Another goal of the programme will be to land the first person of colour on the Moon.
The lander is based on SpaceX’s Starship craft, which is being tested at a site in southern Texas.
SpaceX was competing against a joint bid from traditional aerospace giants and Amazon founder Jeff Bezos, as well as Alabama-based Dynetics. The total value of the contract awarded to Musk’s company is $2.89bn.
“With this award, Nasa and our partners will complete the first crewed demonstration mission to the surface of the Moon in the 21st century as the agency takes a step forward for women’s equality and long-term deep space exploration,” said Kathy Lueders, the organisation’s head of human exploration.
“This critical step puts humanity on a path to sustainable lunar exploration and keeps our eyes on missions farther into the Solar System, including Mars.”
The Artemis programme, initiated under the Trump administration, had targeted a return to the lunar surface in 2024. But a shortfall in funding of the landing system has made that goal unattainable.
Elon Musk has been developing the Starship design for years. Resembling the rocketships from the golden age of science fiction, it is a crucial component of the entrepreneur’s long-term plans for settling humans on Mars.
For now, though, it will serve as the lander that ferries astronauts from lunar orbit to the surface.
With a spacious cabin and two airlocks, allowing astronauts to exit the craft for moonwalks, it’s a far cry from the cramped, spindly lunar module (LM) that carried 12 men to the surface under the US Apollo programme between 1969 and 1972.
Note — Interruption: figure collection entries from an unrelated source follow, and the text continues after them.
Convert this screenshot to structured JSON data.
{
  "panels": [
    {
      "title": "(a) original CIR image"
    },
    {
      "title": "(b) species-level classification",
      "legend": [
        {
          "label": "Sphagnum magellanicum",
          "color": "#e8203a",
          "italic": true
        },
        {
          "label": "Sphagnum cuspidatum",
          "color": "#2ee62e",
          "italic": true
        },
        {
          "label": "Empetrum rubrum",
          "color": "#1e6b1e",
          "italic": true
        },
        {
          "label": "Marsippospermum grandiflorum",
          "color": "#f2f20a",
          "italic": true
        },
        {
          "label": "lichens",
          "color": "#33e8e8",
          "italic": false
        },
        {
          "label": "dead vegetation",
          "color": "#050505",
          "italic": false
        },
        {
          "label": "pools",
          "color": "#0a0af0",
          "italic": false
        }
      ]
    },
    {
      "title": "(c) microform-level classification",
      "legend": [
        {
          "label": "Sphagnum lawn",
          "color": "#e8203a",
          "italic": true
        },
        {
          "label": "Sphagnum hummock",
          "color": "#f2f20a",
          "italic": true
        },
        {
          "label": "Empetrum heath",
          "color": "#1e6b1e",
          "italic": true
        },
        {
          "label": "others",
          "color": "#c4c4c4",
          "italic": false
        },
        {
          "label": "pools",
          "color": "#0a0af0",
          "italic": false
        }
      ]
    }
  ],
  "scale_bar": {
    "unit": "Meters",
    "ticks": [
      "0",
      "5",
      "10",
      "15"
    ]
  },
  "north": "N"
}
The new vehicle will be known as the Human Landing System (HLS).
In recent times, Nasa has chosen more than one company when procuring space transport services, giving it options if one of them fails to deliver.
But Nasa has received only $850m of the $3.3bn it requested from Congress to build the Moon lander. In a statement, Ms Lueders said that “while it remains the agency’s desire to preserve a competitive environment at this stage of the HLS program”, its current budget precluded it from selecting two companies, as it was expected to.
Cost is believed to have been a major factor; SpaceX’s bid was the lowest of the three competitors “by a wide margin”.
Ms Lueders explained: “I made a determination that it would be in the agency’s best interests to make an initial, conditional selection of SpaceX.”
The decision has caused a stir in Congress. Nasa is undergoing a transition of power following Joe Biden’s election as President. It is being run by an interim administrator, and Mr Biden’s pick to run the agency – former senator and astronaut Bill Nelson – will appear at his confirmation hearing next week.
“I am disappointed that the acting Nasa leadership decided to make such a consequential award prior to the arrival of a new permanent Nasa administrator and deputy administrator,” said congresswoman Eddie Bernice Johnson, the democrat chair of the House Committee on Science, Space and Technology.